Building a secret message encoder

In this issue, I'll show you how to use the Scratch list feature to build a message encoder (or translator) that can be played back using a simple circuit on the GPIO. From a programming skills perspective, it will demonstrate how to manipulate the individual characters of much larger strings and transform them into something new.

I remember creating codes with my friends so that we could write "secret" notes to each other in school. Sometimes, the code used simple substitution (e.g., Z for A, Y for B, etc.), and other times the code was gibberish. In this project, I'm going to show you how to build your own message encoder using Scratch to substitute letters and numbers for Morse code.

Even though the project can ultimately be used to encode messages based on any rules you might want to make up, I'm going to demonstrate it with Morse code. Morse code, although it has many historical uses, including amateur radio, aviation, and of course the emergency signal SOS, is not encountered too often by the public.

In this project, the code will be played back through a piezoelectric buzzer wired up to the Raspberry Pi's GPIO pins, which can be controlled with ScratchGPIO [1]. I gave an introduction to ScratchGPIO in issue 7 of Raspberry Pi Geek [2].

The actual circuit for this project is very simple, as seen in Figure 1, and this project can easily be modified to work with another component, such as an LED, or without any external electronics. However, the programming piece of the project will work extensively with lists (arrays) to create a "dictionary" of values that can be looked up to perform the encoding. To encode the message properly, I'll show you how to parse each message (a string), character by character.

Figure 1: The circuit showing how to connect a buzzer to the Rasp Pi to output Morse code.

Generating Morse Code

One of the great things about Morse code is that you can transmit messages in a variety of ways, including electrical pulses, tones, or flashes of light. Morse is composed of a pattern of dots and dashes to identify each character in the message. The difference between a dot and dash is the duration of the signal. A dash is three times longer than a dot, so if you are sending Morse code with an audible tone, the dot is one-third as long as the dash.

The spacing requirements for sending Morse code are summarized at the top of Figure 2, where unit is the duration of the signal and can typically be measured in milliseconds, as in one unit equals 50ms.

Figure 2: A table showing the international Morse code values for letters and numbers. (Image is public domain from Wikipedia.)

I'll use each of the five unit lengths in the Scratch encoder to distinguish between letters and words to ensure that I generate understandable Morse code. The bottom part of Figure 2 shows the international Morse code values for each character. If you scan the list, you'll notice that the letter E is represented by a single dot. That's because E is the most frequently used letter in the English language, and it's represented by the shortest code. The more frequent the letter usage, the shorter the code.

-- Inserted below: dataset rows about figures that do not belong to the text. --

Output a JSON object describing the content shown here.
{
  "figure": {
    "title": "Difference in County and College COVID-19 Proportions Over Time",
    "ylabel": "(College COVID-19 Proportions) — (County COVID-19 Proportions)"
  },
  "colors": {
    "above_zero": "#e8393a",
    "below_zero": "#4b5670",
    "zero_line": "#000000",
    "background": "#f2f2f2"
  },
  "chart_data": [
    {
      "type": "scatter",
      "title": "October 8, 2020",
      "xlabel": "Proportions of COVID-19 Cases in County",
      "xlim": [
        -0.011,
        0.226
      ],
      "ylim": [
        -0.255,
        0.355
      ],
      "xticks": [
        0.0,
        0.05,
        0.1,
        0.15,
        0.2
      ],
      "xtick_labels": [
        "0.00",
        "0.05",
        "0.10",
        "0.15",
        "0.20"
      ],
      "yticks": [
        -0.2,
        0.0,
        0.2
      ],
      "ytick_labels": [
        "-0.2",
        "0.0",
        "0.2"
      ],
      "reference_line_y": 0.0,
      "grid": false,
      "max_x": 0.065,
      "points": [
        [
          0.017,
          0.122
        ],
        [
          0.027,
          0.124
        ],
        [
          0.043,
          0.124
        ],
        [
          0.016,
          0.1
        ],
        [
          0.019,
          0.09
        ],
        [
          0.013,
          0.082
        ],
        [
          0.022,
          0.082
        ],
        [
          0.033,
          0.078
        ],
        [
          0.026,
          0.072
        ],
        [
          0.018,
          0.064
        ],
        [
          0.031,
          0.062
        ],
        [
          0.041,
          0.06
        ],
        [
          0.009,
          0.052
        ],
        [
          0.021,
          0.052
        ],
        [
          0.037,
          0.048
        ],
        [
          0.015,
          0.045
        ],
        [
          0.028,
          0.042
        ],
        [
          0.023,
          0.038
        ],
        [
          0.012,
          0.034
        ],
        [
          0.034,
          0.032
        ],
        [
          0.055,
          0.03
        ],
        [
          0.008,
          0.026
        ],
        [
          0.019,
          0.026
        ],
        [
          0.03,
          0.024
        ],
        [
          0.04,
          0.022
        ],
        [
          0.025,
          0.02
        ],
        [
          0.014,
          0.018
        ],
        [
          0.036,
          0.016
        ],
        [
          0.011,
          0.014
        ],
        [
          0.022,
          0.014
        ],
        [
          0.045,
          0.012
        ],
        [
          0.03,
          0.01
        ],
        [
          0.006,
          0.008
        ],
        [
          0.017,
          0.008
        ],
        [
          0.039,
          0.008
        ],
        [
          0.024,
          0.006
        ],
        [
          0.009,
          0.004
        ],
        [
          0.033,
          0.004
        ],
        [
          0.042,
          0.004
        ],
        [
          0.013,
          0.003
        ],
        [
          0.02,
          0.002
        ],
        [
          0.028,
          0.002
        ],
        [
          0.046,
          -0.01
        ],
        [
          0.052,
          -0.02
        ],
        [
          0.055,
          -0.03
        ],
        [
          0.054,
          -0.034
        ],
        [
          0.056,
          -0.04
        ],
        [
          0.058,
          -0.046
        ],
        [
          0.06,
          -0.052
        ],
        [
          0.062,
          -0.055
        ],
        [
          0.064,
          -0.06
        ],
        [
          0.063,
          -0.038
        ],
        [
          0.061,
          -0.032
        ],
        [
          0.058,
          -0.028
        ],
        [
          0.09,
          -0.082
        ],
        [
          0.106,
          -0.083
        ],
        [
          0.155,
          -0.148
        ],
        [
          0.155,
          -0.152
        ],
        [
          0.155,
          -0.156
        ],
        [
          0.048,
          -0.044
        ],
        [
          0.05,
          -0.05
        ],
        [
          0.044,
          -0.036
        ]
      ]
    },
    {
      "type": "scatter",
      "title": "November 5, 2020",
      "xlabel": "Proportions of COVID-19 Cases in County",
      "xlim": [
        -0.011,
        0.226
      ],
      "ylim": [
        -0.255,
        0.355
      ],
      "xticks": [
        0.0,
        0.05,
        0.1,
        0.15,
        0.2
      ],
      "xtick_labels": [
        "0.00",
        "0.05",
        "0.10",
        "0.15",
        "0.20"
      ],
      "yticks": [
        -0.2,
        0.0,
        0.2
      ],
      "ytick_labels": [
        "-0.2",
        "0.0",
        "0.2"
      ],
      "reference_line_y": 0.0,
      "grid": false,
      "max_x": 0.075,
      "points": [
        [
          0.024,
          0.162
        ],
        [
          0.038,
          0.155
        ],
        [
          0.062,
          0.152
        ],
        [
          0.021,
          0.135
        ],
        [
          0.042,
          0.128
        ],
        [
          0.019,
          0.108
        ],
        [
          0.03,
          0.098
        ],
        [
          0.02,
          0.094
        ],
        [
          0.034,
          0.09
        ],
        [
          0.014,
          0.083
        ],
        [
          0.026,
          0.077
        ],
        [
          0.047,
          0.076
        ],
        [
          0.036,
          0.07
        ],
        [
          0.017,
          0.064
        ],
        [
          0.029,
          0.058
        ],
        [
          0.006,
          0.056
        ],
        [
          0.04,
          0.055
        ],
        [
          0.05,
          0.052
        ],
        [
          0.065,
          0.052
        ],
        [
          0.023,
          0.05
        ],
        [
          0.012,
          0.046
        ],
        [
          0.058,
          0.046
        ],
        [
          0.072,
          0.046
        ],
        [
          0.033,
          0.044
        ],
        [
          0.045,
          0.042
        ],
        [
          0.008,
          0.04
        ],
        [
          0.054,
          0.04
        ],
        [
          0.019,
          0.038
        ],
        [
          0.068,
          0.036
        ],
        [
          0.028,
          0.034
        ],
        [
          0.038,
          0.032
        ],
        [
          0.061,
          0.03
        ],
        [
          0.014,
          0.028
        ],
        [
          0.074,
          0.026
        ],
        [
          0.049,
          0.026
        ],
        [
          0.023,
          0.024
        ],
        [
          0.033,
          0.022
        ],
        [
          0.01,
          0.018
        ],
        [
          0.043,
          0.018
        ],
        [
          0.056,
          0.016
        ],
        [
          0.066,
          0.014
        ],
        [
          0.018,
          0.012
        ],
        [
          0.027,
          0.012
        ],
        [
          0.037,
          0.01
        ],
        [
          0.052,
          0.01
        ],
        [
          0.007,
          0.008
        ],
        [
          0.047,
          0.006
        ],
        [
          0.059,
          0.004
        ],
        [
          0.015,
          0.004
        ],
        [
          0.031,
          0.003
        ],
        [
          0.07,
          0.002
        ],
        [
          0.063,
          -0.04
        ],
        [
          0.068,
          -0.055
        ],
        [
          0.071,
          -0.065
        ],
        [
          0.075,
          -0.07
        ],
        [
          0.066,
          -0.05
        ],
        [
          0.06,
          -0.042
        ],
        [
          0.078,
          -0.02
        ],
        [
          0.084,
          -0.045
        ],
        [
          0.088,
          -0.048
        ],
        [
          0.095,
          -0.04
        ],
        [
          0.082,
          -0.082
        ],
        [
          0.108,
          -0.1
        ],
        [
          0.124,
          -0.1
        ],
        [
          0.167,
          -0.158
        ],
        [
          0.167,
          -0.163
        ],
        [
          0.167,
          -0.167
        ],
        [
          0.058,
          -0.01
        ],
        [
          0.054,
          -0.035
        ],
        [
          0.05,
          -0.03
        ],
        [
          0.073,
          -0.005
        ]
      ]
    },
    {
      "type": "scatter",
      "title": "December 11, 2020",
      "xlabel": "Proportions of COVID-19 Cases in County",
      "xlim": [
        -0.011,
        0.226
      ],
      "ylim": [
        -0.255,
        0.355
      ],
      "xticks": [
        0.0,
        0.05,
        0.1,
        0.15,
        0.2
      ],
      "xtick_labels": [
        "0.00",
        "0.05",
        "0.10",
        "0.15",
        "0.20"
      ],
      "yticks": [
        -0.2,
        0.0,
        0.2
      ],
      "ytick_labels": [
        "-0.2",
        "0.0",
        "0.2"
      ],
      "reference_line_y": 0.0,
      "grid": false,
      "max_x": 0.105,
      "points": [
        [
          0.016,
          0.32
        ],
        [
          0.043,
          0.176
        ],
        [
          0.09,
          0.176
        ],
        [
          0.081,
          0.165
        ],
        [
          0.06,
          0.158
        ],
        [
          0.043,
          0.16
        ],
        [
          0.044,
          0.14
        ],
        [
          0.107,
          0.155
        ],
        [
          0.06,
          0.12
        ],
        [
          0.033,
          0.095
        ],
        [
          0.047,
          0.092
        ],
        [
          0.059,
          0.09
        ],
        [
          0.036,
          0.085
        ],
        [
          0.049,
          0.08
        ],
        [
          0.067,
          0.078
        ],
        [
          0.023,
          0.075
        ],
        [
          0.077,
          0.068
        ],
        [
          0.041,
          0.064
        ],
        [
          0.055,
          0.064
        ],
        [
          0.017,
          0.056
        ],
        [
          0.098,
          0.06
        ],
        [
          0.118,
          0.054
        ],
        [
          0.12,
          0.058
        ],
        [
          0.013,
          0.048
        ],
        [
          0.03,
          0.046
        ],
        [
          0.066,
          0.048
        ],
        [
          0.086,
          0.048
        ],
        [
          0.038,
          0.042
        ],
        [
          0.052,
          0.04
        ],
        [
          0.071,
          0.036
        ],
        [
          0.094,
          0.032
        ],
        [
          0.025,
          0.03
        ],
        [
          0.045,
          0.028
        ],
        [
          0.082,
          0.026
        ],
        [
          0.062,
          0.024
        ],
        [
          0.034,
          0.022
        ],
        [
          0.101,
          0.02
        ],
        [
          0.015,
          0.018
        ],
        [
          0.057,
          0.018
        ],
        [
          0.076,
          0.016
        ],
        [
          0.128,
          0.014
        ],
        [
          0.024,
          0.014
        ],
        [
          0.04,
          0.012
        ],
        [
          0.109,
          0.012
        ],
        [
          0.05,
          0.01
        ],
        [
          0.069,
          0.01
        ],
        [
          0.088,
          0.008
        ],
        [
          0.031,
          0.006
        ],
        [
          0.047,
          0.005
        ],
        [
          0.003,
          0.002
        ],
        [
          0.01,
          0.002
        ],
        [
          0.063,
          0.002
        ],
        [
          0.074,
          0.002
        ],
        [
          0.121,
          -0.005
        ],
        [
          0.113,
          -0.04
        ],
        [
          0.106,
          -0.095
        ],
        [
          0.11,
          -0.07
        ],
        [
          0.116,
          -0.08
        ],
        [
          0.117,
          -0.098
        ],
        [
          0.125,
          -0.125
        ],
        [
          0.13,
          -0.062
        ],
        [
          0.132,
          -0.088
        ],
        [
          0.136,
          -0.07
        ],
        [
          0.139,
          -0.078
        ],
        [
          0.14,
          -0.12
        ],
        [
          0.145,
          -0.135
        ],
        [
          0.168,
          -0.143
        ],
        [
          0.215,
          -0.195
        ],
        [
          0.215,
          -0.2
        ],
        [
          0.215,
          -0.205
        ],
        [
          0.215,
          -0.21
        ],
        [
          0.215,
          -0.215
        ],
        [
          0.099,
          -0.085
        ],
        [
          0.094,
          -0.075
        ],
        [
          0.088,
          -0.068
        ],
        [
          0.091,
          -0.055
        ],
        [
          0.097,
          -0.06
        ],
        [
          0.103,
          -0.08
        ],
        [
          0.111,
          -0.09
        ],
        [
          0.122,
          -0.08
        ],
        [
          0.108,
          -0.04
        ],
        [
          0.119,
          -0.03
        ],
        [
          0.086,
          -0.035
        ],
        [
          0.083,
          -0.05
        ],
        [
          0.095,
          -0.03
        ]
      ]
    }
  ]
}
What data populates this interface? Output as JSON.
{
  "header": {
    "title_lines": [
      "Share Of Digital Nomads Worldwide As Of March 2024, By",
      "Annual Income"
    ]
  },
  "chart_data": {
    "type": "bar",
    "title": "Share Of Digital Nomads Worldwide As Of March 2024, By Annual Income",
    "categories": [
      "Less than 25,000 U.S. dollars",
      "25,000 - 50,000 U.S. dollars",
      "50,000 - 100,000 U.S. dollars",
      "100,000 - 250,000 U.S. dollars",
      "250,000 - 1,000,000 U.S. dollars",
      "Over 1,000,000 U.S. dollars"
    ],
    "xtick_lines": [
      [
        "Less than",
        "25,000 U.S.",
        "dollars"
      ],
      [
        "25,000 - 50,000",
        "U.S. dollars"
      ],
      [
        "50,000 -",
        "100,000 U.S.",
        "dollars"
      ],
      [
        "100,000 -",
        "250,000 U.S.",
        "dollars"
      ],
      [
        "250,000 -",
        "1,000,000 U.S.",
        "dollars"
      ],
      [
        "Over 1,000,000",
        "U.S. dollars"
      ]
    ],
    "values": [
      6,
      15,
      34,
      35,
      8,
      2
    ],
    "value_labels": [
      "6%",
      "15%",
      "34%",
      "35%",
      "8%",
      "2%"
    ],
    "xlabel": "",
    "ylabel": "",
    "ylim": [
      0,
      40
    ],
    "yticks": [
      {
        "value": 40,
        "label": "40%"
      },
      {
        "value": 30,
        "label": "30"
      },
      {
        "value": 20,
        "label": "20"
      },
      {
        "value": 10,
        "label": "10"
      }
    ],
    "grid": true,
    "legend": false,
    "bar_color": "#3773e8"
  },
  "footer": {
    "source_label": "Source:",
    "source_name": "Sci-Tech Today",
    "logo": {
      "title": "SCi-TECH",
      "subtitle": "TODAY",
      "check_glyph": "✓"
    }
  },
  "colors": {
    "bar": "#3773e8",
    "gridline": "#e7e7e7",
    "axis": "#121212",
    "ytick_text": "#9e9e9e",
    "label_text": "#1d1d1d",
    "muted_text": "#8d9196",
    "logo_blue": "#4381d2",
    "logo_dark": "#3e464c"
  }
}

With that basic understanding, I'll take a look at the scripts.

Initializing the Encoder

Figure 3 shows the initialization script for the project. In addition to setting some initial values, this script will prompt the user to type a message and then store it in a list named phrase. The ask () and wait block prompts the user for input and stores the input in the answer variable when the user presses Enter.

Figure 3: The initialization script, which sets some project values and prompts the user for a phrase.

As the script loops through the answer variable, each character is added to the list as a unique item. For example, if the user enters Hi Mike, then the seven-character variable becomes a list with seven items. Item 1 would be the letter H.

The add () to () block inside the repeat loop adds a blank entry to the list with each pass through the loop. The replace item () of () block replaces the last item in the list with the value in the current position of the answer block, as counted by the answer# variable. After incrementing the answer# counter, the loop checks to see if it should run again.

After each character in the answer variable is evaluated, the script sends a broadcast (encode) message, which signals the next part of the script into action.